Alih-alih menjadi cara untuk keluar dari pekerjaan dengan ‘berhenti diam-diam’, quite quitting justru menjadi cara bagi para pekerja yang sudah kelelahan dengan produktivitas yang maksimal untuk bertahan di perusahaan atau di pekerjaan itu. Kalau dimaknai lebih dalam, quite quitting bertentangan dengan paham sebelumnya yang sempat digandrungi para pekerja yakni hustle culture.Â
Mereka yang menjalani quiet quitting menolak hustle culture karena dinilai memberikan tekanan untuk lebih banyak bekerja dan lebih sibuk dari orang lain, tapi dianggap wajar. Quite quitting secara konkret membentuk kebiasaan untuk bekerja seperlunya alias nggak ‘ngoyo’, tetap bekerja dengan baik sesuai jam dan tanggung jawab, serta nggak terlalu memikirkan jenjang karier.
ADVERTISEMENTS
Quiet quitting menimbulkan perdebatan di kalangan pekerja profesional yang memiliki jabatan penting dan orang-orang yang gila kerja
Bagi pekerja yang menganut quiet quitting, paham ini memang menjadi cara untuk menyelamatkan diri dari stres kerja. Namun, melansir dari Global Times, para pengamat pekerja di suatu perusahaan besar di Amerika Serikat mengkritik paham quiet quitting sebagai cara bagi orang yang malas bekerja atau nggak memiliki gairah untuk berkembang.
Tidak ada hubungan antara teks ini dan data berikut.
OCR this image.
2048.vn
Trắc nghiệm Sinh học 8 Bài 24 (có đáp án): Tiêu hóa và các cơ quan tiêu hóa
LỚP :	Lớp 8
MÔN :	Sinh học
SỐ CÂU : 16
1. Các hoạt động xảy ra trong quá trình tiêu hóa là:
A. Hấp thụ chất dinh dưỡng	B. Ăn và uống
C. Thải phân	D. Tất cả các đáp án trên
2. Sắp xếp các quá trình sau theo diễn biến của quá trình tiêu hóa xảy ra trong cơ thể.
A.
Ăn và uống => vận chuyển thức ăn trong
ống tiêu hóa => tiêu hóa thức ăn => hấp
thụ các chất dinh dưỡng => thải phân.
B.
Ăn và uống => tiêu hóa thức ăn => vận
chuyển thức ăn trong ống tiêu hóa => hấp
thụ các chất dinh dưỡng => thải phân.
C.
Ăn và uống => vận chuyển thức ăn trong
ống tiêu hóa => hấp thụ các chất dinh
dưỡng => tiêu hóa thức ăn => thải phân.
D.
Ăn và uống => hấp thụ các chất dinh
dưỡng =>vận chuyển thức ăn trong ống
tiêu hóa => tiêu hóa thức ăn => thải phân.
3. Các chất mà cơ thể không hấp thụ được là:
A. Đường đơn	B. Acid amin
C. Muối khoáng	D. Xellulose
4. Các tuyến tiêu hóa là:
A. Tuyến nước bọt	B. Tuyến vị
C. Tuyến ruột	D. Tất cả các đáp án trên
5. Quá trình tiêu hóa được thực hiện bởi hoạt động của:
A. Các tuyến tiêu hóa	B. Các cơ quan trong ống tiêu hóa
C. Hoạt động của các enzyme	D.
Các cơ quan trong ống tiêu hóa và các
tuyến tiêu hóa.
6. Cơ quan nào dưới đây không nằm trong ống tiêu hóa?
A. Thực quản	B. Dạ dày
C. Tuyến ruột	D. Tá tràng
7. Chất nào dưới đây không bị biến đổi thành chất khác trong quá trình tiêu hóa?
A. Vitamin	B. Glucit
Pendapat serupa juga diungkap Arianna Huffington, pendiri Huffington Post yang menilai quiet quitting sebagai langkah kemunduran karier, dan pencapaian bagi perusahaan. Namun, mantan menteri tenaga kerja Amerika Serikat Robert Reich justru berpendapat bahwa pekerja yang menganut quiet quitting bukan sebagai bentuk protes pada beban kerja yang nggak sesuai upah atau tekanan yang berlebihan, melainkan bentuk penolakan ekploitasi pekerja.
Selain itu, melansir dari Business Insider adanya quiet quitting memang bisa melindungi kesehatan mental dan fisik di lingkungan kerja yang toksik. Apalagi tekanan pekerjaan saat pandemi meningkat hingga 20 persen dan menyebabkan stres kerja yang berimbas dari peningkatan jumlah pengunduran diri.
ADVERTISEMENTS
Quiet quitting nggak bisa diterapkan di semua perusahaan atau bidang pekerjaan
Selain menjadi cara untuk bertahan di sebuah perusahaan atau pekerjaan, quiet quitting juga menjadi cara bagi pekerja untuk mencapai keseimbangan hidup atau mencapai work life balance. Mereka memiliki waktu kerja yang pasti dan bisa menyeimbangkan kehidupan keluarga atau pertemanan.
Pada akhirnya, quiet quitting menjadi cara untuk mengurangi stres kerja dan mencapai work life balance sekaligus membuat batasan yang sehat sebagai pekerja dan sebagai individu yang merdeka.
Sayangnya, quite quitting nggak bisa diterapkan di semua sektor pekerjaan. Hal ini karena quiet quitting nggak sesuai dengan budaya pekerjaan yang membutuhkan kehadiran pekerja di luar jam kerjanya. Misalnya saja pekerjaan yang menuntut pekerja untuk stand by on call di berbagai kondisi.
Bagaimana pun perusahaan sering kali membutuhkan loyalitas pekerja untuk bisa melaksanakan tugas di luar pekerjaannya. Apalagi New York Post juga mengungkap bahwa konsep quiet quitting dikenal juga lying flat atau tang ping yang merupakan fenomena pekerja muda yang memberontang terhadap konsep jam kerja yang panjang dan sulit di Cina.
Sehingga banyak perusahaan yang menganggap quite quitting sebagai bentuk pemberontakan pekerja pada perusahaan. Namun, nggk bisa dimungkiri jika perusahaan menuntut pekerja untuk melakukan pekerjaan yang lebih tapi nggak memberikan upah yang sebanding dan minim apresiasi, tentu nggak menutup kemungkinan bila quiet quitting menjadi cara pekerja untuk melakukan pemberontakan.